I saw a pair of pasties which had flashing lights. How much self restraint did it take to stop me from buying those? Ask Gert how I feel about pasties.

I really admire that stripper in the Graduate. You know the one who swings her pasties behind Elaine's head? It's very difficult to make those things go in opposite directions like that.

Gertie and I once in a store looking at pairs of tassled sequined pasties and a guy was standing next to us. We couldn't decide on what color to purchase and we asked his opinion. "Black or red?" Him, "Definately red."

We probably made his day, yes?

Another funny Adult Store memory...once Gilly and went into one and when we walked in were amazed at the number of fake penises. Obviously this store was a gay porn store, hence the private booths in the back, the many many cars in the front, but the lack of actually patrons in the store area. Well the guy behind the counter has a cigarette hanging out of the corner of his mouth and he's cutting into a grapefruit and the only other guy in the store with us (mind you there were ten other cars in the parking lot)...well this guy sidles up to the guy behind the counter and says, "You're a health nut huh?" He was serious.

Also, I cannot for the life of me figure out why anyone would want to buy a life size human arm to use well, to use in an unGodly fashion. I've seen plastic fists in the Treasure Chest in NYC but I've never ever ever ever seen an arm. It disturbs me more than that silly King Dong that you see on occasion. Arms. GROSS. Call me a prude but that's what I think.

Other major learning...
I don't like French pornographic films. Of course these assumptions are based on my brief viewing of one film...Apparently French people seem to think that us Americans have a thing for anal sex (particularly looking at the very center of people's uhm, bums) which for the record I personally don't. Plus they don't believe in soundtracks and again for the record, just try watching a bad film without music and you'll get very annoyed very quickly. There's a lot of horribly boring conversation and the slapping noises.

Though I have learned what "shocker" is. Apparently there was recently a high school where the kids all made the same hand gesture in their school pictures. Nobody thought anything of it until they figured out what it was and then they all had to have their photos reshot. If you don't know (and which I just found out)...the gesture is this...Point your hand with the index finger and middle finger extended. Bend back your ring finger leaving your pink extended. That's the gesture. Apparently the two fingers go somewhere and the pinky is the "shocker" which goes somewhere else.

Who thinks this stuff up? And speaking of odd sex questions...
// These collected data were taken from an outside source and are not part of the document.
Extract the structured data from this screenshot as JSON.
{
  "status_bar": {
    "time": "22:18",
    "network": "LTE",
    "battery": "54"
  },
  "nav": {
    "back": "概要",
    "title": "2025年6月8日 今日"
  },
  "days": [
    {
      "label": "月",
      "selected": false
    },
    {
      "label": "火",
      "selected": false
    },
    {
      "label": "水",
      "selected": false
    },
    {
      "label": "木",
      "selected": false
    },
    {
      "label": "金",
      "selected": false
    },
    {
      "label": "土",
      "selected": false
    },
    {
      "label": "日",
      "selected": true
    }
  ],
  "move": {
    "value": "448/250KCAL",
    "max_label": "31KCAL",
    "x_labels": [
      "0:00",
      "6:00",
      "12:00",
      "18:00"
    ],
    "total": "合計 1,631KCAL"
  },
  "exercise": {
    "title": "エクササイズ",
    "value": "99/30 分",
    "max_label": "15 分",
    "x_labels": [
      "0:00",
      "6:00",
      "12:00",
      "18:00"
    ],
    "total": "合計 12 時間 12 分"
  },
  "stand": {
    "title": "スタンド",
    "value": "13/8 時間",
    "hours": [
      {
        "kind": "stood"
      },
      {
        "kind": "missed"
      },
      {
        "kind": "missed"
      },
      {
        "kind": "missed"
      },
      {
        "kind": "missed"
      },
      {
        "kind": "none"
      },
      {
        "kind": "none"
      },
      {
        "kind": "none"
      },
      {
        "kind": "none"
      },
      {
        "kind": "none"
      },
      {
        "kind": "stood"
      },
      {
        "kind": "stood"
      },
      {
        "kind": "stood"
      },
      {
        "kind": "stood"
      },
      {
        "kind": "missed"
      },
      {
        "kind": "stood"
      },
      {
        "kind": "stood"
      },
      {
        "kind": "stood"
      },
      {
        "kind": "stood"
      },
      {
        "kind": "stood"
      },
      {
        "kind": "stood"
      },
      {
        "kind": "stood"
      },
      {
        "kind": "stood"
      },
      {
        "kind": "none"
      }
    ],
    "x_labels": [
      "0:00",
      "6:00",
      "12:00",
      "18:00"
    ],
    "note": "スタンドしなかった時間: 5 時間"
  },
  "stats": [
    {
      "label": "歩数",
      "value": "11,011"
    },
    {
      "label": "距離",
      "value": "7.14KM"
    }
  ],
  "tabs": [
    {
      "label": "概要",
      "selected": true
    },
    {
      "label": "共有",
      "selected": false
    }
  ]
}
Who has sex against a wall made of sidewalk pavers? Why don't woman ever fully undress before having sex? Why don't men in porn movies wear underwear? Aren't they worried about getting their hair caught in the zipper? Of course not! Because men in porn films these days don't have any hair down below.

Gill says that men shave in those films to make themselve look bigger. I think that it makes them look stupid and well like a child. ICK!!! Though they do get points for a lack of razor burn.

On that note, my last big weekend learning was this. On the way out of Taco Bell I saw that they had a measuring device on the door frame. Then at the Exon Quickie Mart I noticed that there was one there too. Gilly told me that they put them there so if they are robbed the cashier can tell the cops how tall the robber is!!! You learn something new every day. How'd I get this old without noticing that? Oh, right...I don't frequent Taco Bells OR Quickie Marts.

And speaking of sleaze in New Jersey...it's Soprano time!